Until mid-September, California prison firefighters were unable to obtain the certification to become a firefighter once released from prison, because of their criminal record. Governor Gavin Newsom signed legislation giving courts the discretion to expunge some formerly incarcerated firefighters’ criminal records, but many felony charges are still excluded. 

That includes Rasheed Stanley-Lockheart, who served 18 years in prison for an armed robbery where he stole $80. Stanley-Lockheart said he found transformative work on a fire crew at San Quentin State Prison for over two years. 

“They know I will willingly volunteer for this job, this life-changing opportunity. They’ll make whatever adjustments they have to make for you to go out there with a violent felony [while incarcerated],” said Stanley-Lockheart, who now works for Planting Justice, an Oakland-based food justice program. “But what happens when I’m released?”


Prison reform advocates have long sought changes to the incarcerated labor system, saying that people behind bars should be paid prevailing wages and granted other protections afforded to workers outside prison, including the right to unionize. In 2018 prisoners across the country launched a strike, including work stoppages, that in part sought to raise their wages and abolish the 13th Amendment, which ended slavery and indentured servitude except “as punishment for a crime.” 

According to David Fathi, director of the American Civil Liberties Union’s National Prison Project, the labor system is ripe for abuse. Even during a pandemic prisoners may face punishment for refusing to work a job they previously volunteered for, he said.

“The inherently coercive nature of the prison environment means that there is very little that is truly voluntary in prison,” he said. “So we just have to be extra careful to make sure that there is no coercion.”

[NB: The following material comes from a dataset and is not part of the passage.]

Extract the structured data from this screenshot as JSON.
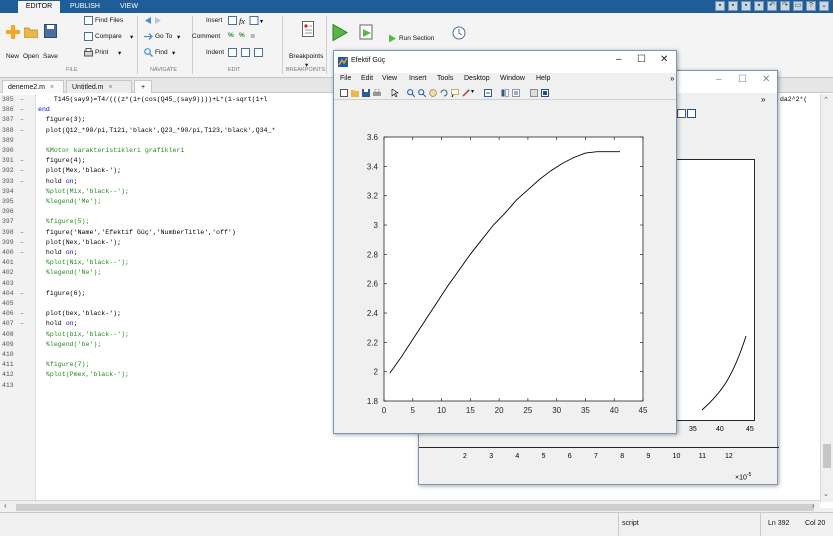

Stanley-Lockheart echoed the sentiment of reform advocates who say the end goal of incarcerated work should be to help incarcerated people transition back into society, not exploit a cheap labor pool to save prisons hundreds of millions of dollars. That means equal pay, worker protections, and a real pathway to employment after release. “The incarcerated firefighter population wants to do this job,” he said. “But what needs to also happen is we need to have equality in pay for putting our lives on the line.”